The fact is that David Threinen's wife, Monique Threinen, and her boyfriend at the time are the people who it is felt murdered David Threinen. The boyfriend has now been convicted of first degree murder and is sitting in a Florida jail. From the very first moment he has said “It wasn't me who struck the final blows, it was Monique Threinen”.
The Canadian government intervened on behalf of Monique Threinen in the state of Florida. A very short time after the death of her husband the Canadian government, the air force, swept her out of the country and returned her to Canada with her two children. They paid her the death benefit, which was something like $100,000, two years' pay. They began immediately paying her the widow's pension. She fled the country and the justice system to hide out in Canada with this windfall of money that the Canadian government paid her and with the $2,000 or $3,000 a month that the government is still paying her. All those involved and all those close to her from her former husband's mother, her former husband's family, to the father of her first child from a different marriage have come forward with statements to the effect that they want Monique Threinen to go back to the United States to stand trial for this murder. No one is trying to prejudge the case. They only want the judicial process to be allowed to follow through its course and for her to go to court and prove her innocence or guilt.
With the windfall of money she received from the Canadian government she hired some of the best lawyers in the province of Manitoba. They are fighting this tooth and nail. They are fighting it with the comfort and confidence that if they use all the tricks at their disposal they can drag this out for three, five or seven years. In the meantime this woman who may be guilty of murder has the advantage of living in relative comfort in Winnipeg, raising her children without allowing her other family members to see them. The grandparents are horrified by this.
This is a clear example why Bill C-40 is attractive to us. Even if we do not think it is perfect, even if we think it is a little flawed, we are eager to see the process speeded up and simplified to where in a dramatic case like this one no one can hide behind the complicated and ponderous steps that must be taken in the current situation of extradition.
We have other examples where it has gone on far too long.

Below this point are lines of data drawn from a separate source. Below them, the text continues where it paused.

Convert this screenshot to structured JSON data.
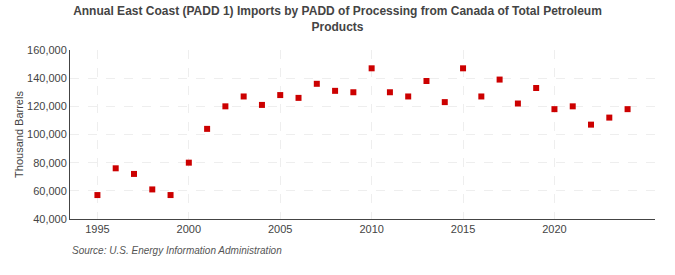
{
  "chart_data": {
    "type": "scatter",
    "title": "Annual East Coast (PADD 1) Imports by PADD of Processing from Canada of Total Petroleum\nProducts",
    "y_label": "Thousand Barrels",
    "annotations": [
      "Source: U.S. Energy Information Administration"
    ],
    "x": [
      1995,
      1996,
      1997,
      1998,
      1999,
      2000,
      2001,
      2002,
      2003,
      2004,
      2005,
      2006,
      2007,
      2008,
      2009,
      2010,
      2011,
      2012,
      2013,
      2014,
      2015,
      2016,
      2017,
      2018,
      2019,
      2020,
      2021,
      2022,
      2023,
      2024
    ],
    "values": [
      57000,
      76000,
      72000,
      61000,
      57000,
      80000,
      104000,
      120000,
      127000,
      121000,
      128000,
      126000,
      136000,
      131000,
      130000,
      147000,
      130000,
      127000,
      138000,
      123000,
      147000,
      127000,
      139000,
      122000,
      133000,
      118000,
      120000,
      107000,
      112000,
      118000
    ],
    "color": "#cc0000",
    "marker": "square",
    "xlim": [
      1993.5,
      2025.5
    ],
    "xticks": [
      1995,
      2000,
      2005,
      2010,
      2015,
      2020
    ],
    "ylim": [
      40000,
      160000
    ],
    "yticks": [
      {
        "value": 40000,
        "label": "40,000"
      },
      {
        "value": 60000,
        "label": "60,000"
      },
      {
        "value": 80000,
        "label": "80,000"
      },
      {
        "value": 100000,
        "label": "100,000"
      },
      {
        "value": 120000,
        "label": "120,000"
      },
      {
        "value": 140000,
        "label": "140,000"
      },
      {
        "value": 160000,
        "label": "160,000"
      }
    ],
    "grid": true
  }
}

I can point out an extradition hearing where the headline was “Activists are hot at Allan Rock over murder extradition”. When that member was the minister of justice an organization was very upset about the case of another person wanted in the State of Florida in a drug dealing murder, Edgar Garcia.
He spent five years in the Don Jail as a guest of the crown fighting his extradition even though there was ample evidence that he should have gone to stand trial in the other country. The real obstacle was that Florida had the death penalty. I am the first one to argue we do not want to send anyone to a country where he or she might wind up convicted guilty and executed, because as a Canadian people we have decided over and over again that is fundamentally wrong.
In this case the State of Florida was willing to say that if that person came back and stood trial it would not go for the death penalty. The state prosecutor in the State of Florida agreed that they would not go after the death penalty. I believe the minister was comforted by that to the point where they co-operated and eventually sent Mr. Garcia to Florida where he pleaded guilty and was sentenced to life in prison.
In summary, I am glad to say that the NDP caucus can and will support Bill C-40 with the reservations I outlined earlier. The most glaring concern or reservation is the lack of clarity involved in the extradition of criminals to countries where the death penalty exists or where other types of cruel and inhuman punishment exists.